In 2000, there were 1,319 workers who commuted into the municipality and 1,552 workers who commuted away. The municipality is a net exporter of workers, with about 1.2 workers leaving the municipality for every one entering. About 1.7% of the workforce coming into Cortaillod are coming from outside Switzerland. Of the working population, 15.3% used public transportation to get to work, and 63.6% used a private car.

==Religion==
From the 2000 census, 1,364 or 31.2% were Roman Catholic, while 1,584 or 36.2% belonged to the Swiss Reformed Church. Of the rest of the population, there were 56 members of an Orthodox church (or about 1.28% of the population), there were 5 individuals (or about 0.11% of the population) who belonged to the Christian Catholic Church, and there were 295 individuals (or about 6.75% of the population) who belonged to another Christian church. There were 2 individuals (or about 0.05% of the population) who were Jewish, and 66 (or about 1.51% of the population) who were Islamic. There were 2 individuals who were Buddhist, 1 person who was Hindu and 8 individuals who belonged to another church. 993 (or about 22.71% of the population) belonged to no church, are agnostic or atheist, and 144 individuals (or about 3.29% of the population) did not answer the question.

==Education==
In Cortaillod about 1,670 or (38.2%) of the population have completed non-mandatory upper secondary education, and 610 or (13.9%) have completed additional higher education (either university or a Fachhochschule).
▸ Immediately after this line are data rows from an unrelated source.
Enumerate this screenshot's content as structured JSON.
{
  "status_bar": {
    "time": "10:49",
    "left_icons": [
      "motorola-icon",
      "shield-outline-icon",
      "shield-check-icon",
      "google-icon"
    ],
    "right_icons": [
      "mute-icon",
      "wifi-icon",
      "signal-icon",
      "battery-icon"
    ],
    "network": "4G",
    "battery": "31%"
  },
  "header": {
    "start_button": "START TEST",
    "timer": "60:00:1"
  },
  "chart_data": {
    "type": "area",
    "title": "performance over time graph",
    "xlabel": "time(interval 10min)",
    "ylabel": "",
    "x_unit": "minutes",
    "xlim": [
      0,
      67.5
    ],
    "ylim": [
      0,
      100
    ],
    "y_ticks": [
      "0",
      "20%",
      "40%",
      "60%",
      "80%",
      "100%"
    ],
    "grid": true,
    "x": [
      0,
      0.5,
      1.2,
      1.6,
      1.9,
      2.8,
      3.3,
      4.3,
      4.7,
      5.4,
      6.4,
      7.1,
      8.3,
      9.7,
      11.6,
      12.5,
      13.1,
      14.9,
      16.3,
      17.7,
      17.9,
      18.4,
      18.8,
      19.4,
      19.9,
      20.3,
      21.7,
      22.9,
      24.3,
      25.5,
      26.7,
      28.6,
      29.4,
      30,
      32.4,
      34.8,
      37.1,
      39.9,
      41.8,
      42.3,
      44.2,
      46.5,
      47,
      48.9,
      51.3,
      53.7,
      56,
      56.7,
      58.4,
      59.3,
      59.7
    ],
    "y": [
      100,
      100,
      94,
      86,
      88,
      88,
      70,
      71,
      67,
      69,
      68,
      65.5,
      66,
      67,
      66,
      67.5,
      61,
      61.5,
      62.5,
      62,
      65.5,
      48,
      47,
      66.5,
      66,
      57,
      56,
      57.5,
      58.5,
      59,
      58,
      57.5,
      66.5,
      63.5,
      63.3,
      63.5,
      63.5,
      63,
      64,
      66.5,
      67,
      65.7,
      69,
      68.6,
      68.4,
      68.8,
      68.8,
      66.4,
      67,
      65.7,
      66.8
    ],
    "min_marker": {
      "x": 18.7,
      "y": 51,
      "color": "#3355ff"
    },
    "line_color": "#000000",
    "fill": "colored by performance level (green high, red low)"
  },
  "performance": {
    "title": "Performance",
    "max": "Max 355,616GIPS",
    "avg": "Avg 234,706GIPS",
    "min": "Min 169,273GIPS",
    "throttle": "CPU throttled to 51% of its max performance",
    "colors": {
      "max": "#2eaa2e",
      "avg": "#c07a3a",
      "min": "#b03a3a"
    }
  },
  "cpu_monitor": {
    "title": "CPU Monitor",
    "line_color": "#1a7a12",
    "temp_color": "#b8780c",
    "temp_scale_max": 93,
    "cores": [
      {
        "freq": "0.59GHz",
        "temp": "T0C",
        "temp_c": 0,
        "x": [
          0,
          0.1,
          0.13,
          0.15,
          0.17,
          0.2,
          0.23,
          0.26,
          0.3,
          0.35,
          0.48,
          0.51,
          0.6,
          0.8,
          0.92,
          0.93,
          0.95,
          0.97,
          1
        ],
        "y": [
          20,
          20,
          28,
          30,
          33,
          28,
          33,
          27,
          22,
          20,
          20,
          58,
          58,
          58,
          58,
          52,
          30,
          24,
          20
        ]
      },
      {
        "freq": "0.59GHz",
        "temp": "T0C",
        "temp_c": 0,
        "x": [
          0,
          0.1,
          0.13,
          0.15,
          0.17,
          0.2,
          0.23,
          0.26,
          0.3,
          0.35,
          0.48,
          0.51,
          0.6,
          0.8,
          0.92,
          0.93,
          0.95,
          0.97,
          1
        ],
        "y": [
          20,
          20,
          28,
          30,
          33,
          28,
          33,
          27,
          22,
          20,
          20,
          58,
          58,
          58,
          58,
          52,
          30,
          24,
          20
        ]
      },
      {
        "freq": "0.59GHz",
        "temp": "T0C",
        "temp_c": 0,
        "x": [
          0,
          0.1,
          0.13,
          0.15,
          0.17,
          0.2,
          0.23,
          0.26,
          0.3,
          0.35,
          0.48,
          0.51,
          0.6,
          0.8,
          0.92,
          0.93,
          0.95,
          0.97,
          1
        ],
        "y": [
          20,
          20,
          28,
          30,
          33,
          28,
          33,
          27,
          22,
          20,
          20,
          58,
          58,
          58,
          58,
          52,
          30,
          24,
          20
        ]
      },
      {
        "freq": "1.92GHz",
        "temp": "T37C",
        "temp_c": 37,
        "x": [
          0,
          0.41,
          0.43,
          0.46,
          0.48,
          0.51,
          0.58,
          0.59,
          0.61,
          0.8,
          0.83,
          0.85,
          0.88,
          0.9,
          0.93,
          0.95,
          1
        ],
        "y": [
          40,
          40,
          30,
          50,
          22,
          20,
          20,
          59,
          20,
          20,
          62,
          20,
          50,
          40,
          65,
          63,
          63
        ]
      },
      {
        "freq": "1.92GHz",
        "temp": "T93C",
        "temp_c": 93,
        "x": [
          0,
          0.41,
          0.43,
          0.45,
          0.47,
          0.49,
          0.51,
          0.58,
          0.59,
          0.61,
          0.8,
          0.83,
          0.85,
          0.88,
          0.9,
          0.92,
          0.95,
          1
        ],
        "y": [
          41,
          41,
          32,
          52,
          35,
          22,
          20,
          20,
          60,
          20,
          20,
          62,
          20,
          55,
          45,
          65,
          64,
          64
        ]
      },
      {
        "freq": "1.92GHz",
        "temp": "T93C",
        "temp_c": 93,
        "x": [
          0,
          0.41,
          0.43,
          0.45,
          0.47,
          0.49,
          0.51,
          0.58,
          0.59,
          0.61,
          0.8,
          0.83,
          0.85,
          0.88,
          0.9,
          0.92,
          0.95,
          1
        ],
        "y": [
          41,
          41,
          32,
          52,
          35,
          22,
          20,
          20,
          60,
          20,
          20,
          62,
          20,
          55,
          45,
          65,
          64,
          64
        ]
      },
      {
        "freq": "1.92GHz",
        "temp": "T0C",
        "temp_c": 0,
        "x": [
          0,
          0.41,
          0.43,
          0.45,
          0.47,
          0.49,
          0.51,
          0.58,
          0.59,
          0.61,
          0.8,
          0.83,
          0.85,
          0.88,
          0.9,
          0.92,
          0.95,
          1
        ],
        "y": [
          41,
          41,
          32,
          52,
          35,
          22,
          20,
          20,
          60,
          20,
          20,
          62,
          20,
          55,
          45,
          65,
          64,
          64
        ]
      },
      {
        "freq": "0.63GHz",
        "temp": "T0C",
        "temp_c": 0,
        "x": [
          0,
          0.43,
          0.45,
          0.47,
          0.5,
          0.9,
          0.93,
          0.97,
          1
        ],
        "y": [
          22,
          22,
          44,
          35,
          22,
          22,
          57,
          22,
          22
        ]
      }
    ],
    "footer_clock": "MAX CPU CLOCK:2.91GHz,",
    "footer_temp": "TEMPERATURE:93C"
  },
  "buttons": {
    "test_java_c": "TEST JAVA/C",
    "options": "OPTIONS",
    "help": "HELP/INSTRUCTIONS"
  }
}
Of the 610 who completed tertiary schooling, 57.5% were Swiss men, 24.6% were Swiss women, 11.1% were non-Swiss men and 6.7% were non-Swiss women.

In the canton of Neuchâtel most municipalities provide two years of non-mandatory kindergarten, followed by five years of mandatory primary education. The next four years of mandatory secondary education is provided at thirteen larger secondary schools, which many students travel out of their home municipality to attend. During the 2010–11 school year, there were 5 kindergarten classes with a total of 94 students in Cortaillod. In the same year, there were 12 primary classes with a total of 236 students.

As of 2000, there were 5 students in Cortaillod who came from another municipality, while 377 residents attended schools outside the municipality.

==Wine==
Pinot noir from this region is commonly bottled under the Cortaillod label.